Former Texas Longhorns head football coach Darrell Royal passed away at the age of 88, according to a report from the Associated Press (h/t ESPN.com).
University of Texas spokesman Nick Voinis on Wednesday confirmed Royal's death. Royal had suffered from Alzheimer's disease and recently fell at an assisted living center where he was receiving care.
In his career with the Longhorns, which started in 1957 and lasted until 1976, Royal led the program to 167 victories, 16 bowl appearances (including eight wins) and two undefeated national championship seasons in 1963 and 1969, as well as a share of a third in 1970.

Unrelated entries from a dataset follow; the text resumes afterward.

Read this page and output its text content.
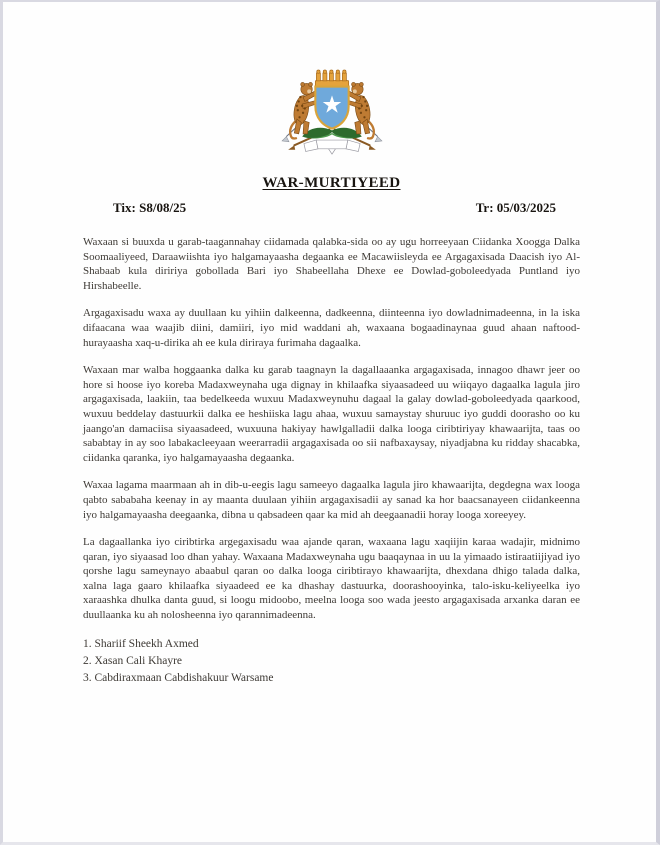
WAR-MURTIYEED
Tix: S8/08/25	Tr: 05/03/2025

Waxaan si buuxda u garab-taagannahay ciidamada qalabka-sida oo ay ugu horreeyaan Ciidanka Xoogga Dalka Soomaaliyeed, Daraawiishta iyo halgamayaasha degaanka ee Macawiisleyda ee Argagaxisada Daacish iyo Al-Shabaab kula diririya gobollada Bari iyo Shabeellaha Dhexe ee Dowlad-goboleedyada Puntland iyo Hirshabeelle.

Argagaxisadu waxa ay duullaan ku yihiin dalkeenna, dadkeenna, diinteenna iyo dowladnimadeenna, in la iska difaacana waa waajib diini, damiiri, iyo mid waddani ah, waxaana bogaadinaynaa guud ahaan naftood-hurayaasha xaq-u-dirika ah ee kula diriraya furimaha dagaalka.

Waxaan mar walba hoggaanka dalka ku garab taagnayn la dagallaaanka argagaxisada, innagoo dhawr jeer oo hore si hoose iyo koreba Madaxweynaha uga dignay in khilaafka siyaasadeed uu wiiqayo dagaalka lagula jiro argagaxisada, laakiin, taa bedelkeeda wuxuu Madaxweynuhu dagaal la galay dowlad-goboleedyada qaarkood, wuxuu beddelay dastuurkii dalka ee heshiiska lagu ahaa, wuxuu samaystay shuruuc iyo guddi doorasho oo ku jaango'an damaciisa siyaasadeed, wuxuuna hakiyay hawlgalladii dalka looga ciribtiriyay khawaarijta, taas oo sababtay in ay soo labakacleeyaan weerarradii argagaxisada oo sii nafbaxaysay, niyadjabna ku ridday shacabka, ciidanka qaranka, iyo halgamayaasha degaanka.

Waxaa lagama maarmaan ah in dib-u-eegis lagu sameeyo dagaalka lagula jiro khawaarijta, degdegna wax looga qabto sababaha keenay in ay maanta duulaan yihiin argagaxisadii ay sanad ka hor baacsanayeen ciidankeenna iyo halgamayaasha deegaanka, dibna u qabsadeen qaar ka mid ah deegaanadii horay looga xoreeyey.

La dagaallanka iyo ciribtirka argegaxisadu waa ajande qaran, waxaana lagu xaqiijin karaa wadajir, midnimo qaran, iyo siyaasad loo dhan yahay. Waxaana Madaxweynaha ugu baaqaynaa in uu la yimaado istiraatiijiyad iyo qorshe lagu sameynayo abaabul qaran oo dalka looga ciribtirayo khawaarijta, dhexdana dhigo talada dalka, xalna laga gaaro khilaafka siyaadeed ee ka dhashay dastuurka, doorashooyinka, talo-isku-keliyeelka iyo xaraashka dhulka danta guud, si loogu midoobo, meelna looga soo wada jeesto argagaxisada arxanka daran ee duullaanka ku ah nolosheenna iyo qarannimadeenna.

1. Shariif Sheekh Axmed
2. Xasan Cali Khayre
3. Cabdiraxmaan Cabdishakuur Warsame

Before arriving in Texas, Royal spent two seasons as the head coach at Mississippi State and one year at Washington. He had 184 wins in his coaching career and never had a losing season in 23 years.
The University of Texas named its home stadium after him in 1996, calling it the Darrell K. Royal-Texas Memorial Stadium. He was also a fixture with the program as athletic director, a position he held from 1962-1979.
Royal's legacy at Texas is one of the most storied in all of college football. He brought a style of football and swagger to Austin that was unlike anything else in the sport at the time. It showed in his results on and off the field.
We often hear tales about head coaches being larger-than-life figures. Some of it is just hyperbole, but in the case of Royal it absolutely applies. He was an institution at Texas during his time there, and he remained one of the most revered figures the program has ever known long after he left.